I know you can iterate through the array with a foreach loop and other kinds of loops to do something with each key/value pair, but there are many times where I have other code that needs that data but just won't work when inside a foreach loop at all.

Do you have an example of such cases?

I've been reading about the extract() method a bit, but it looks like a bit of a dangerous thing to use (overwriting variables, security holes, etc).

Yes, do not use that. This was actually used quite a lot in previous versions of PHP, and it caused lots of security issues.

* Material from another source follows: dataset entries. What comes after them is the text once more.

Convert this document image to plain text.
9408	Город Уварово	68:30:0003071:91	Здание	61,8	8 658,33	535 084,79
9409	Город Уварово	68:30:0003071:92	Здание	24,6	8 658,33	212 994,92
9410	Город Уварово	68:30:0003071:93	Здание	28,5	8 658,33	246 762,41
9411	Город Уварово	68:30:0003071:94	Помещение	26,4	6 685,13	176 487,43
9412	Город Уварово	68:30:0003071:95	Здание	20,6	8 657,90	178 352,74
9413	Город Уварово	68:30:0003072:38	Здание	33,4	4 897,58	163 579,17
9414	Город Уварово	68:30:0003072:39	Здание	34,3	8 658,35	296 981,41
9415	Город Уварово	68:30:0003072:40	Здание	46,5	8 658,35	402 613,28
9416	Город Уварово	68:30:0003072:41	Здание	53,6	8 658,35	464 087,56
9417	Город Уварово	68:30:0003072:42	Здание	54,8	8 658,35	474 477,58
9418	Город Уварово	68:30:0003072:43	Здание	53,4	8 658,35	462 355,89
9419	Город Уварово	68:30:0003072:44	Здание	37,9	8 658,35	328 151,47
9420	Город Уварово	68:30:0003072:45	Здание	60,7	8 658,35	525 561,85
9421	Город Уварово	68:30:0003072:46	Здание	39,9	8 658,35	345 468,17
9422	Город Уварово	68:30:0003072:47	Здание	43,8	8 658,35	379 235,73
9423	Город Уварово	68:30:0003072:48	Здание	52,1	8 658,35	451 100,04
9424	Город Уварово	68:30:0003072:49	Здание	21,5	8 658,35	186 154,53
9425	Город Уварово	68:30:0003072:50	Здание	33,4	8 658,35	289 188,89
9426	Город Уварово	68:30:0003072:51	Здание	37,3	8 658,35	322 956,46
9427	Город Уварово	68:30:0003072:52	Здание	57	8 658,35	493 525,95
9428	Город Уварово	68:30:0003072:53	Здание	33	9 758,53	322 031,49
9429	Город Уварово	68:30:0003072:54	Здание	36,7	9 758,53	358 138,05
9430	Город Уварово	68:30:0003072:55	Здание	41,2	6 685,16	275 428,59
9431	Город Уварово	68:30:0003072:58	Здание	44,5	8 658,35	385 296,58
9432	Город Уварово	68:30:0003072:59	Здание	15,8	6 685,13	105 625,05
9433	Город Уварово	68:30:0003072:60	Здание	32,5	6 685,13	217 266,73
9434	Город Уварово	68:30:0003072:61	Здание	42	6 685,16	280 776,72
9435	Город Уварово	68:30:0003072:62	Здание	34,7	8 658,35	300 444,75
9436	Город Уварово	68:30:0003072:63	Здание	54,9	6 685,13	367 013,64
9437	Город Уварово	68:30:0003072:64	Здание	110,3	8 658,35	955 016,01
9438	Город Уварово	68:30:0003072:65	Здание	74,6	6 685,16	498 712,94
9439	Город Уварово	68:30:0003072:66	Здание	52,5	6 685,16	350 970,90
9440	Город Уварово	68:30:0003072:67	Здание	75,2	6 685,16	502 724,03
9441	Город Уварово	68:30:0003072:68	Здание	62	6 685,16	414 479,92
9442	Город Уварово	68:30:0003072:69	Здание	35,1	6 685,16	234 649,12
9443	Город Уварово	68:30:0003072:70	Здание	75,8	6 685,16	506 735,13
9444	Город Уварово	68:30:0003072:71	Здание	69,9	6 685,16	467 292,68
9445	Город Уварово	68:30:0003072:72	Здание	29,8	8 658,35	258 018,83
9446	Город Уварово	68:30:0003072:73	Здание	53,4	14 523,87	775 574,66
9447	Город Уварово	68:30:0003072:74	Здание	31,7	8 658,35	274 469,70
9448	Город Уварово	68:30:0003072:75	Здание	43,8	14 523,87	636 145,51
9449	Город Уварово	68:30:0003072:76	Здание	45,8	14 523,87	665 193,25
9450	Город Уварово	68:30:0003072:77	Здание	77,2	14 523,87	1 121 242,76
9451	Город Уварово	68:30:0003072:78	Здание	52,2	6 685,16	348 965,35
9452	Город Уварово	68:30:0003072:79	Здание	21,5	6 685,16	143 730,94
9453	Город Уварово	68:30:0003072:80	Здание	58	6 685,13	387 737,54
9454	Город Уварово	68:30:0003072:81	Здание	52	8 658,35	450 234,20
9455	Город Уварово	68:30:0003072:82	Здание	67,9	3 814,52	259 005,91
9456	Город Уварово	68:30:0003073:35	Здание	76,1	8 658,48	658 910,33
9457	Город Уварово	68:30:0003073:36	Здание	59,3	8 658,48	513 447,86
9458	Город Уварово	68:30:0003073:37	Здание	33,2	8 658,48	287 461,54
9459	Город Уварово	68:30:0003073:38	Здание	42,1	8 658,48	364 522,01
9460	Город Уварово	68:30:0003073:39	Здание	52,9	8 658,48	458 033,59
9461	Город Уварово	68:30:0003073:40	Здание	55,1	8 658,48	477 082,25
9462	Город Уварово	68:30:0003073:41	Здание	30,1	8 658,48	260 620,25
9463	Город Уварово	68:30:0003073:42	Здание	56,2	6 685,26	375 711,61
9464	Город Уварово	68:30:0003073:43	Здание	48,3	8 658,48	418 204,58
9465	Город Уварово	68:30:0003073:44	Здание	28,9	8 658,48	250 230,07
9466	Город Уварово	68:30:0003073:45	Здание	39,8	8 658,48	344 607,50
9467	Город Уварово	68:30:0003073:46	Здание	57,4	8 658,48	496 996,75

For anyone else that processes large amounts of data (lets say 25+ form fields), how do you do it? I'm tired of assigning variables like $data = $_POST['somedata'] over and over to use them elsewhere...

I generally split lots of form fields into similar functional groups (names, numbers, dates, etc.) and deal with them that way. To be honest I have more of an issue with non-checked data going in my database then with checking lots of form fields.


Get things teed up. In your html form, and your database if you have an element 'email' then make sure that matches up with your table, ie don't have a db table called 'user_email'.

Isolate those items you simply HAVE to validate, check them, add them back to the $_POST array - or fail or abort accordingly.

$_POST['web'] = {do your cleansing here, add any missing http:// kinda thing}

Remove any submit button cruft which may have made its way into your $_POST array.

unset($_POST['submitMe']);

Then do the equivalent of:

$db->saveNew($_POST);

Where $db is a slight layer lying over PDO which automatically and without fail uses Prepared Statements to escape and protect your database.

You could have your $db class pick up an ini file which determines which kind of variable each of your tables expects if you wanted.